We edged along a squalid thoroughfare, which looked as though it might provide a convenient ambuscade for cutpurses or footpads, but Mr Paine seemed impervious to the potential for danger, his mind being so immersed in knotty thoughts, I presume, that he could not fully take in what lay before him. That is a kind of protection in its way, for he passed men with unquiet eyes as if they did not exist and they, having been rendered invisible, lost their power to threaten. Perhaps this is a common tactic for avoiding trouble in the metropolis, because I noticed that a beplumed young man, crossing in high heels and a showy coat towards a tavern, seemed deaf to the insults that his Frenchified dress attracted from fellows clustered about outside a print shop, where we had stopped so that I could buy a plan of London.

Perhaps I would ask Johnny if he could indicate on the plan where he lived.

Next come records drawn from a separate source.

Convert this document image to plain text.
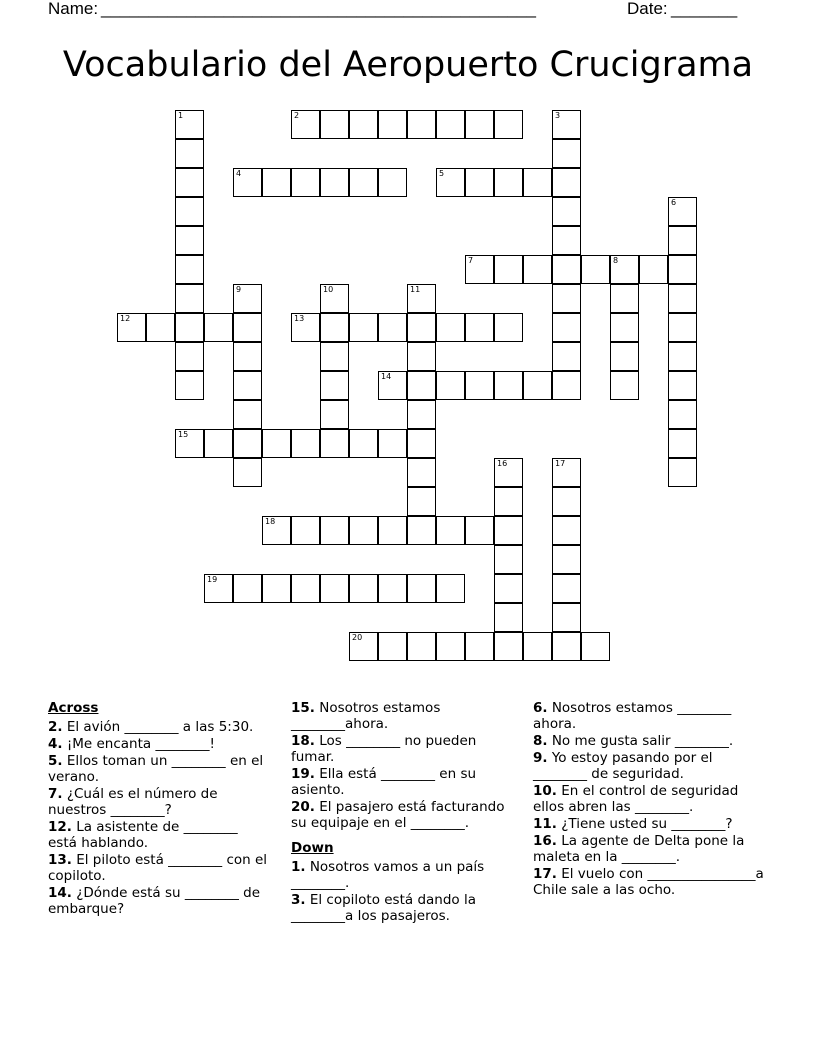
Name: ______________________________________________	Date: _______
Vocabulario del Aeropuerto Crucigrama
1	2	3
4	5
6
7	8
9	10	11
12	13
14
15
16	17
18
19
20
Across
2. El avión ________ a las 5:30.
4. ¡Me encanta ________!
5. Ellos toman un ________ en el verano.
7. ¿Cuál es el número de nuestros ________?
12. La asistente de ________ está hablando.
13. El piloto está ________ con el copiloto.
14. ¿Dónde está su ________ de embarque?
15. Nosotros estamos ________ahora.
18. Los ________ no pueden fumar.
19. Ella está ________ en su asiento.
20. El pasajero está facturando su equipaje en el ________.
Down
1. Nosotros vamos a un país ________.
3. El copiloto está dando la ________a los pasajeros.
6. Nosotros estamos ________ ahora.
8. No me gusta salir ________.
9. Yo estoy pasando por el ________ de seguridad.
10. En el control de seguridad ellos abren las ________.
11. ¿Tiene usted su ________?
16. La agente de Delta pone la maleta en la ________.
17. El vuelo con ________________a Chile sale a las ocho.
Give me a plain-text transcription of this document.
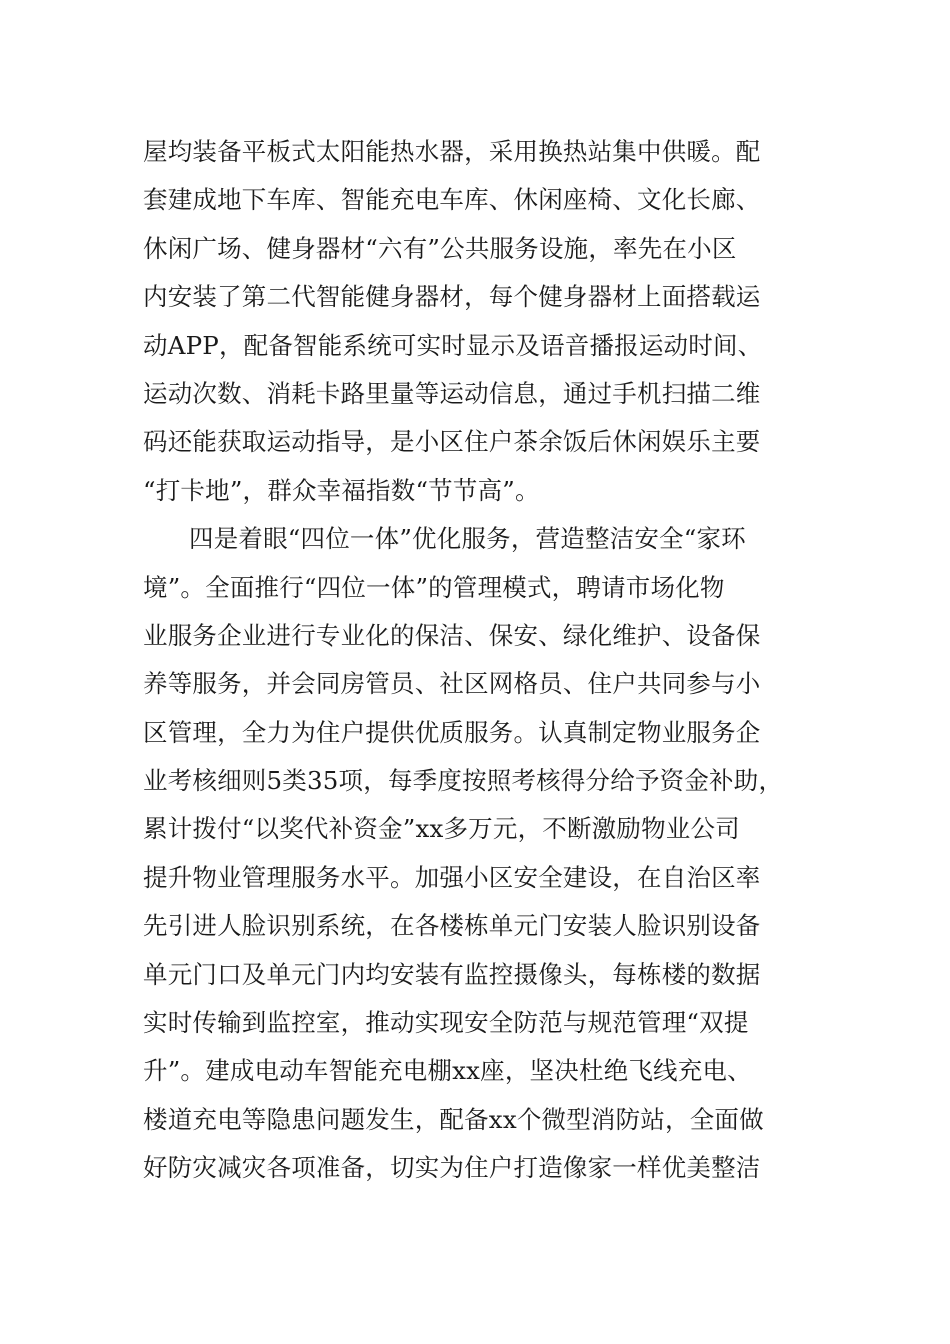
屋均装备平板式太阳能热水器，采用换热站集中供暖。配
套建成地下车库、智能充电车库、休闲座椅、文化长廊、
休闲广场、健身器材“六有”公共服务设施，率先在小区
内安装了第二代智能健身器材，每个健身器材上面搭载运
动APP，配备智能系统可实时显示及语音播报运动时间、
运动次数、消耗卡路里量等运动信息，通过手机扫描二维
码还能获取运动指导，是小区住户茶余饭后休闲娱乐主要
“打卡地”，群众幸福指数“节节高”。
四是着眼“四位一体”优化服务，营造整洁安全“家环
境”。全面推行“四位一体”的管理模式，聘请市场化物
业服务企业进行专业化的保洁、保安、绿化维护、设备保
养等服务，并会同房管员、社区网格员、住户共同参与小
区管理，全力为住户提供优质服务。认真制定物业服务企
业考核细则5类35项，每季度按照考核得分给予资金补助，
累计拨付“以奖代补资金”xx多万元，不断激励物业公司
提升物业管理服务水平。加强小区安全建设，在自治区率
先引进人脸识别系统，在各楼栋单元门安装人脸识别设备
单元门口及单元门内均安装有监控摄像头，每栋楼的数据
实时传输到监控室，推动实现安全防范与规范管理“双提
升”。建成电动车智能充电棚xx座，坚决杜绝飞线充电、
楼道充电等隐患问题发生，配备xx个微型消防站，全面做
好防灾减灾各项准备，切实为住户打造像家一样优美整洁
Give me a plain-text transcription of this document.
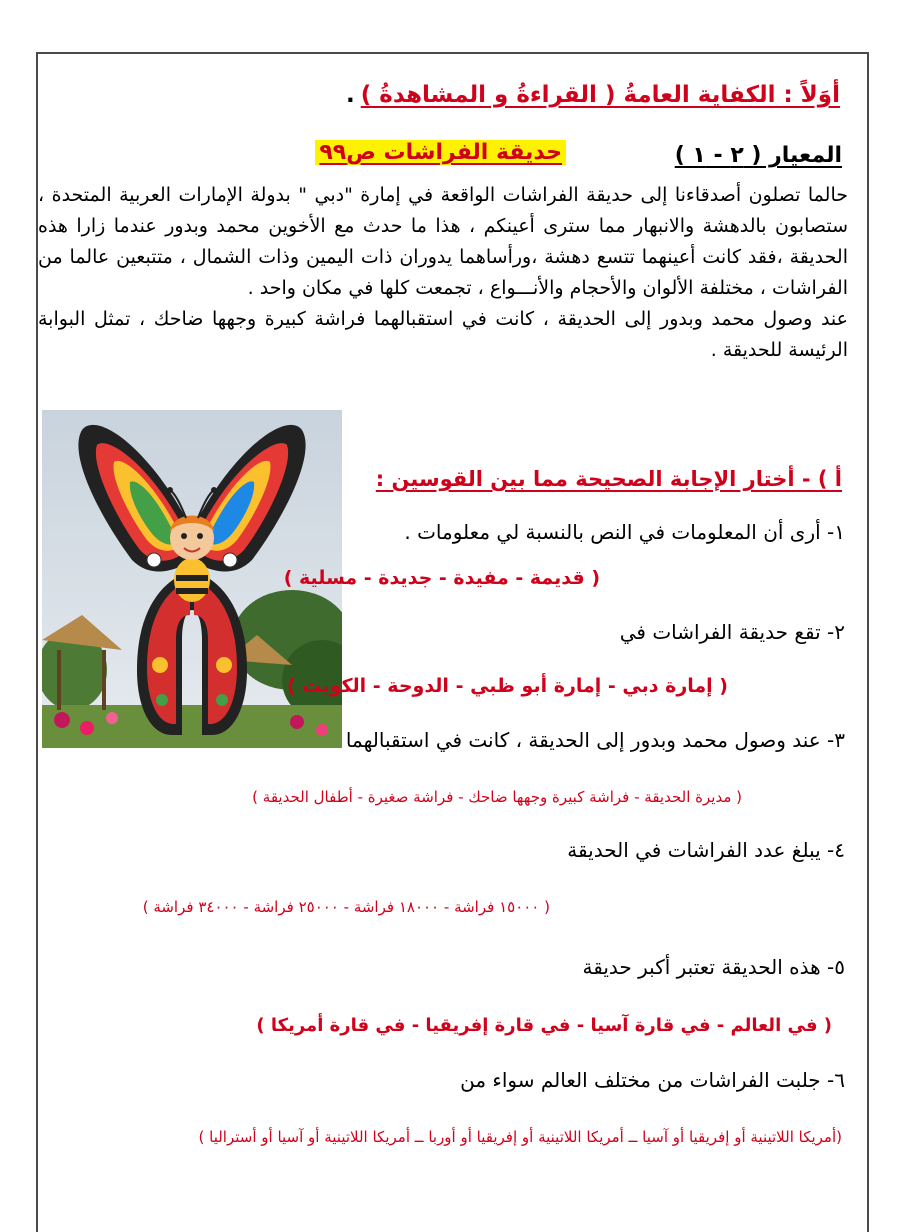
أوَلاً : الكفاية العامةُ ( القراءةُ و المشاهدةُ ).
المعيار ( ٢ - ١ )
حديقة الفراشات ص٩٩

حالما تصلون أصدقاءنا إلى حديقة الفراشات الواقعة في إمارة "دبي " بدولة الإمارات العربية المتحدة ، ستصابون بالدهشة والانبهار مما سترى أعينكم ، هذا ما حدث مع الأخوين محمد وبدور عندما زارا هذه الحديقة ،فقد كانت أعينهما تتسع دهشة ،ورأساهما يدوران ذات اليمين وذات الشمال ، متتبعين عالما من الفراشات ، مختلفة الألوان والأحجام والأنـــواع ، تجمعت كلها في مكان واحد .

عند وصول محمد وبدور إلى الحديقة ، كانت في استقبالهما فراشة كبيرة وجهها ضاحك ، تمثل البوابة الرئيسة للحديقة .

أ ) - أختار الإجابة الصحيحة مما بين القوسين :
١- أرى أن المعلومات في النص بالنسبة لي معلومات .
( قديمة - مفيدة - جديدة - مسلية )
٢- تقع حديقة الفراشات في
( إمارة دبي - إمارة أبو ظبي - الدوحة - الكويت )
٣- عند وصول محمد وبدور إلى الحديقة ، كانت في استقبالهما
( مديرة الحديقة - فراشة كبيرة وجهها ضاحك - فراشة صغيرة - أطفال الحديقة )
٤- يبلغ عدد الفراشات في الحديقة
( ١٥٠٠٠ فراشة - ١٨٠٠٠ فراشة - ٢٥٠٠٠ فراشة - ٣٤٠٠٠ فراشة )
٥- هذه الحديقة تعتبر أكبر حديقة
( في العالم - في قارة آسيا - في قارة إفريقيا - في قارة أمريكا )
٦- جلبت الفراشات من مختلف العالم سواء من
(أمريكا اللاتينية أو إفريقيا أو آسيا ــ أمريكا اللاتينية أو إفريقيا أو أوربا ــ أمريكا اللاتينية أو آسيا أو أستراليا )
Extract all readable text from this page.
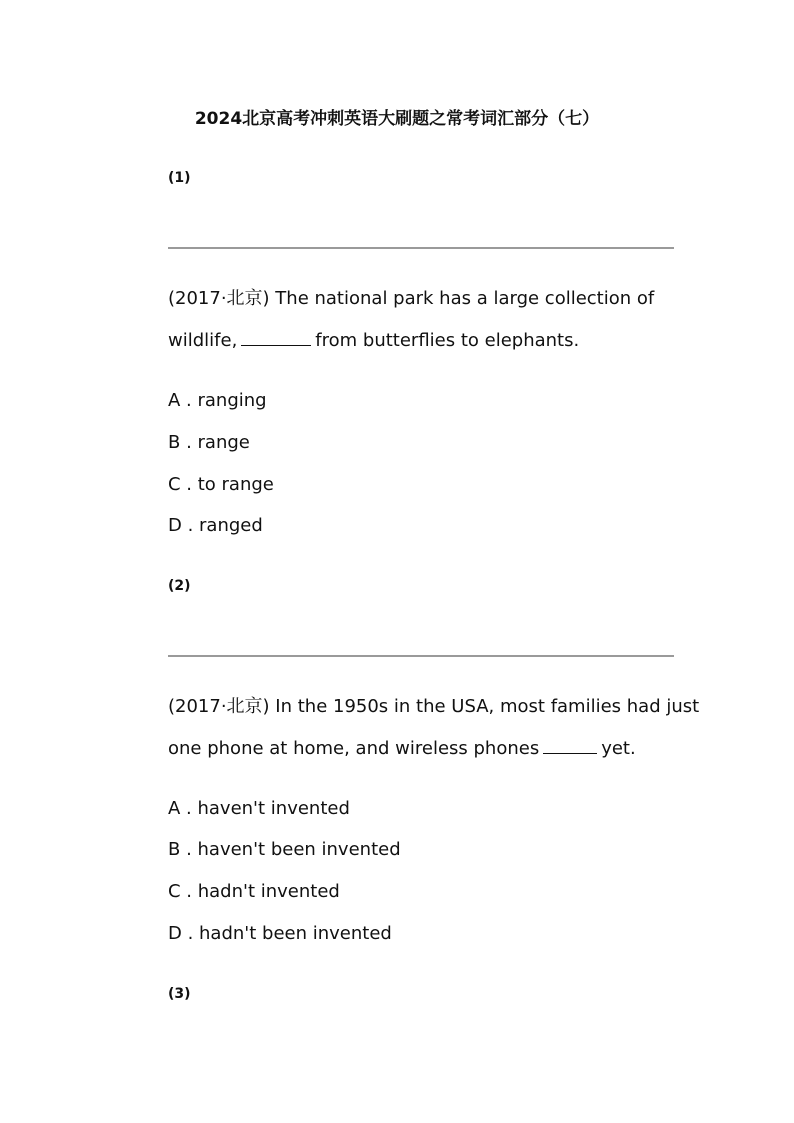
2024北京高考冲刺英语大刷题之常考词汇部分（七）
(1)
(2017·北京) The national park has a large collection of
wildlife,	from butterflies to elephants.
A . ranging
B . range
C . to range
D . ranged
(2)
(2017·北京) In the 1950s in the USA, most families had just
one phone at home, and wireless phones	yet.
A . haven't invented
B . haven't been invented
C . hadn't invented
D . hadn't been invented
(3)
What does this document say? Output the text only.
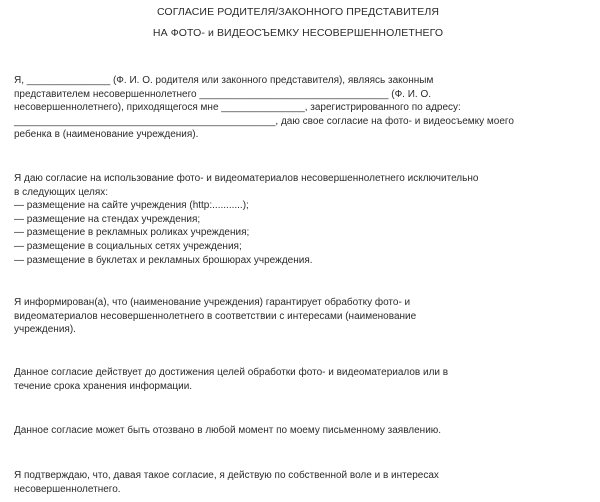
СОГЛАСИЕ РОДИТЕЛЯ/ЗАКОННОГО ПРЕДСТАВИТЕЛЯ
НА ФОТО- и ВИДЕОСЪЕМКУ НЕСОВЕРШЕННОЛЕТНЕГО
Я, _______________ (Ф. И. О. родителя или законного представителя), являясь законным
представителем несовершеннолетнего __________________________________ (Ф. И. О.
несовершеннолетнего), приходящегося мне _______________, зарегистрированного по адресу:
_______________________________________________, даю свое согласие на фото- и видеосъемку моего
ребенка в (наименование учреждения).
Я даю согласие на использование фото- и видеоматериалов несовершеннолетнего исключительно
в следующих целях:
— размещение на сайте учреждения (http:...........);
— размещение на стендах учреждения;
— размещение в рекламных роликах учреждения;
— размещение в социальных сетях учреждения;
— размещение в буклетах и рекламных брошюрах учреждения.
Я информирован(а), что (наименование учреждения) гарантирует обработку фото- и
видеоматериалов несовершеннолетнего в соответствии с интересами (наименование
учреждения).
Данное согласие действует до достижения целей обработки фото- и видеоматериалов или в
течение срока хранения информации.
Данное согласие может быть отозвано в любой момент по моему письменному заявлению.
Я подтверждаю, что, давая такое согласие, я действую по собственной воле и в интересах
несовершеннолетнего.
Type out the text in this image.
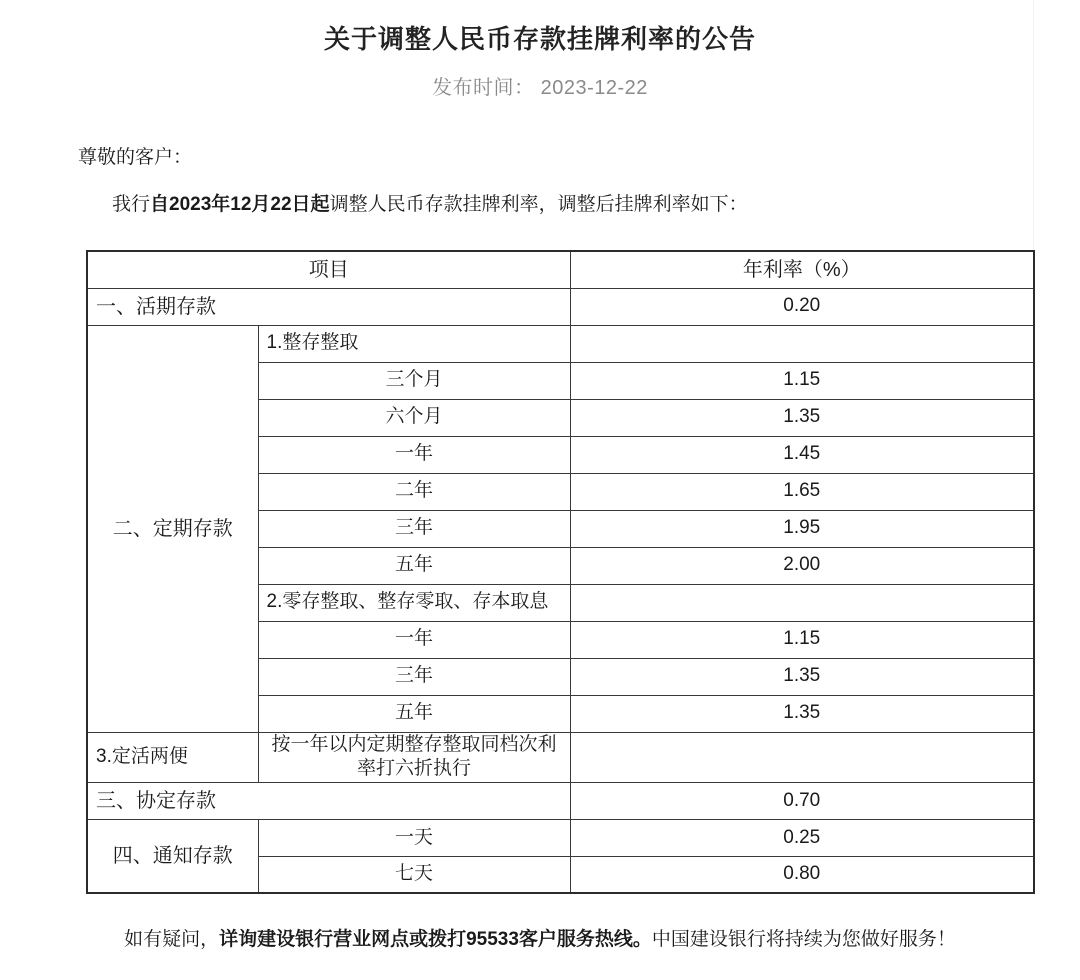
关于调整人民币存款挂牌利率的公告

发布时间： 2023-12-22

尊敬的客户：

我行自2023年12月22日起调整人民币存款挂牌利率，调整后挂牌利率如下：

项目		年利率（%）
一、活期存款		0.20
二、定期存款	1.整存整取	
	三个月	1.15
	六个月	1.35
	一年	1.45
	二年	1.65
	三年	1.95
	五年	2.00
	2.零存整取、整存零取、存本取息	
	一年	1.15
	三年	1.35
	五年	1.35
3.定活两便	按一年以内定期整存整取同档次利率打六折执行	
三、协定存款		0.70
四、通知存款	一天	0.25
	七天	0.80

如有疑问，详询建设银行营业网点或拨打95533客户服务热线。中国建设银行将持续为您做好服务！
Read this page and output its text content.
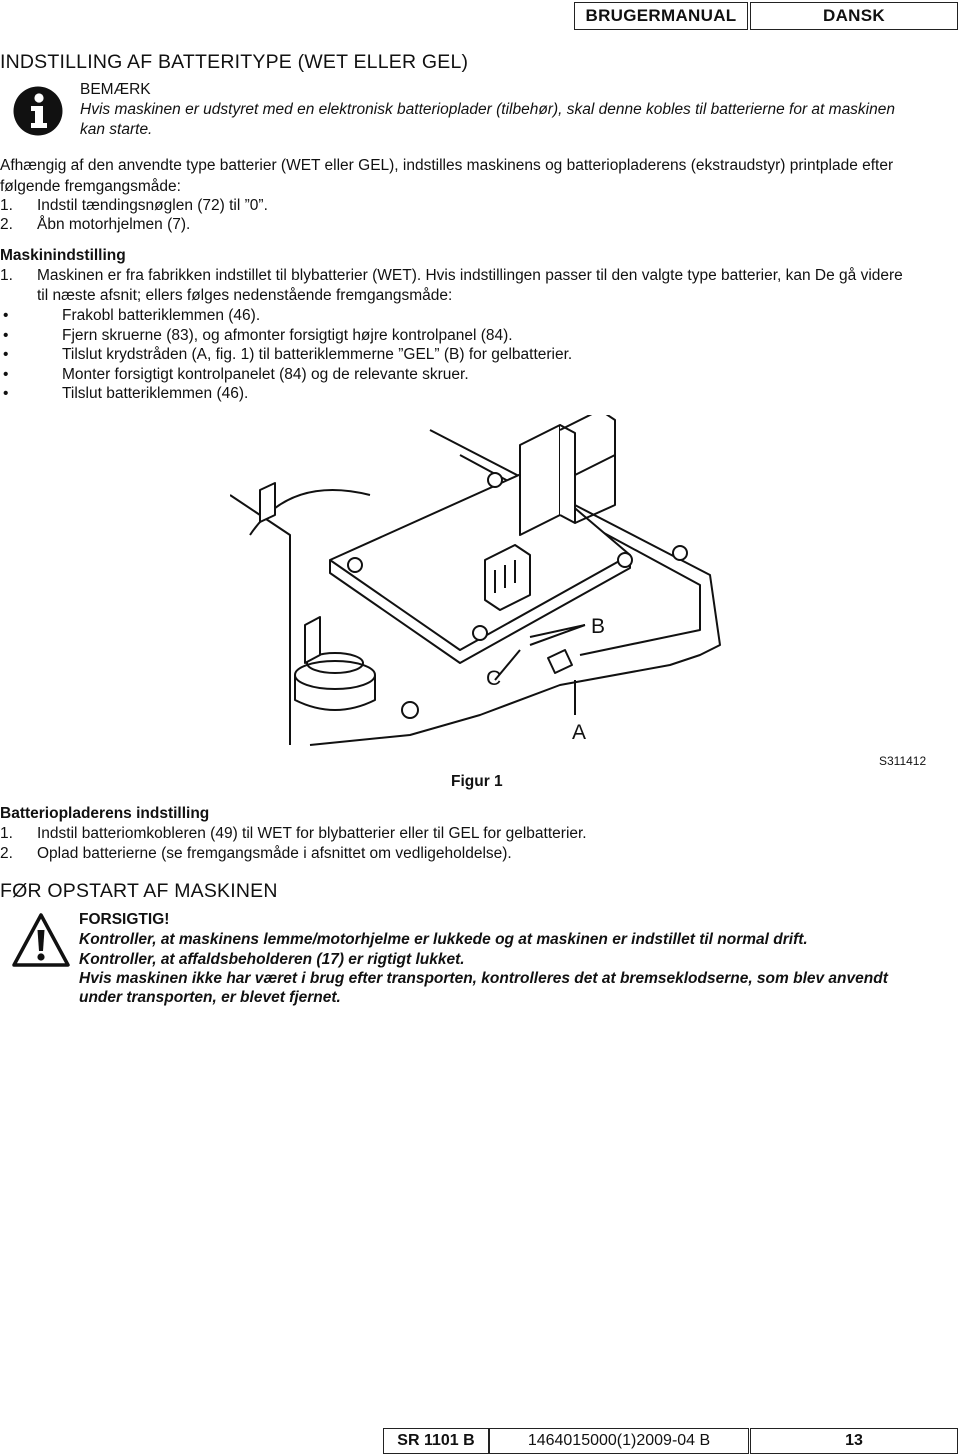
BRUGERMANUAL	DANSK
INDSTILLING AF BATTERITYPE (WET ELLER GEL)
BEMÆRK
Hvis maskinen er udstyret med en elektronisk batterioplader (tilbehør), skal denne kobles til batterierne for at maskinen
kan starte.
Afhængig af den anvendte type batterier (WET eller GEL), indstilles maskinens og batteriopladerens (ekstraudstyr) printplade efter
følgende fremgangsmåde:
1. Indstil tændingsnøglen (72) til ”0”.
2. Åbn motorhjelmen (7).
Maskinindstilling
1. Maskinen er fra fabrikken indstillet til blybatterier (WET). Hvis indstillingen passer til den valgte type batterier, kan De gå videre
til næste afsnit; ellers følges nedenstående fremgangsmåde:
•	Frakobl batteriklemmen (46).
•	Fjern skruerne (83), og afmonter forsigtigt højre kontrolpanel (84).
•	Tilslut krydstråden (A, fig. 1) til batteriklemmerne ”GEL” (B) for gelbatterier.
•	Monter forsigtigt kontrolpanelet (84) og de relevante skruer.
•	Tilslut batteriklemmen (46).
B
C
A
Figur 1
S311412
Batteriopladerens indstilling
1. Indstil batteriomkobleren (49) til WET for blybatterier eller til GEL for gelbatterier.
2. Oplad batterierne (se fremgangsmåde i afsnittet om vedligeholdelse).
FØR OPSTART AF MASKINEN
FORSIGTIG!
Kontroller, at maskinens lemme/motorhjelme er lukkede og at maskinen er indstillet til normal drift.
Kontroller, at affaldsbeholderen (17) er rigtigt lukket.
Hvis maskinen ikke har været i brug efter transporten, kontrolleres det at bremseklodserne, som blev anvendt
under transporten, er blevet fjernet.
SR 1101 B	1464015000(1)2009-04 B	13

He had recently moved house, apparently, and no one seemed able to say what his new address was. I had begun to form the idea that Johnny was untruthful about his circumstances – which gave me a sense of dismay.

As Mr Paine led us towards Piccadilly, where his perukemaker kept a shop, I was greatly diverted by the sights around me. It was clear even to a novice visitor that London could easily mince one’s soul without giving a hoot, so enormously absorbed is it in its own interests, but at the same time there was something exhilarating about the indifference of those humming streets. There was a freedom in them that made one feel anything was possible and that one could do anything.

We came eventually to a wide, racing thoroughfare beset by speeding conveyances and men on horseback, all of whom seemed to be dashing to an emergency. You have already followed me along this route on a later occasion. There was the peruke-maker’s establishment across the road in a range of shops with bowed windows. There was the White Bear Inn.

While Mr Paine was having his wig fitted, Eliza, who rarely exhibits any interest in
la mode
, as I am sure you know by now, decided to inspect a pair of sleeves displayed next door in the window of a mantua-maker’s establishment. ‘I might wear them when I go out with Johnny,’ she said, and bit her lip. So: they had been in communication. But I knew better than to enquire after details at that moment. Eliza is never forthcoming when she feels she has been caught out. Instead, I asked to be shown the sleeves. The mantua-maker spread them upon the counter. They were dove-grey satin embroidered with silver thread. As she bent her sleek head over them, I caught the fragrance of her hair powder – oranges or perhaps bergamot.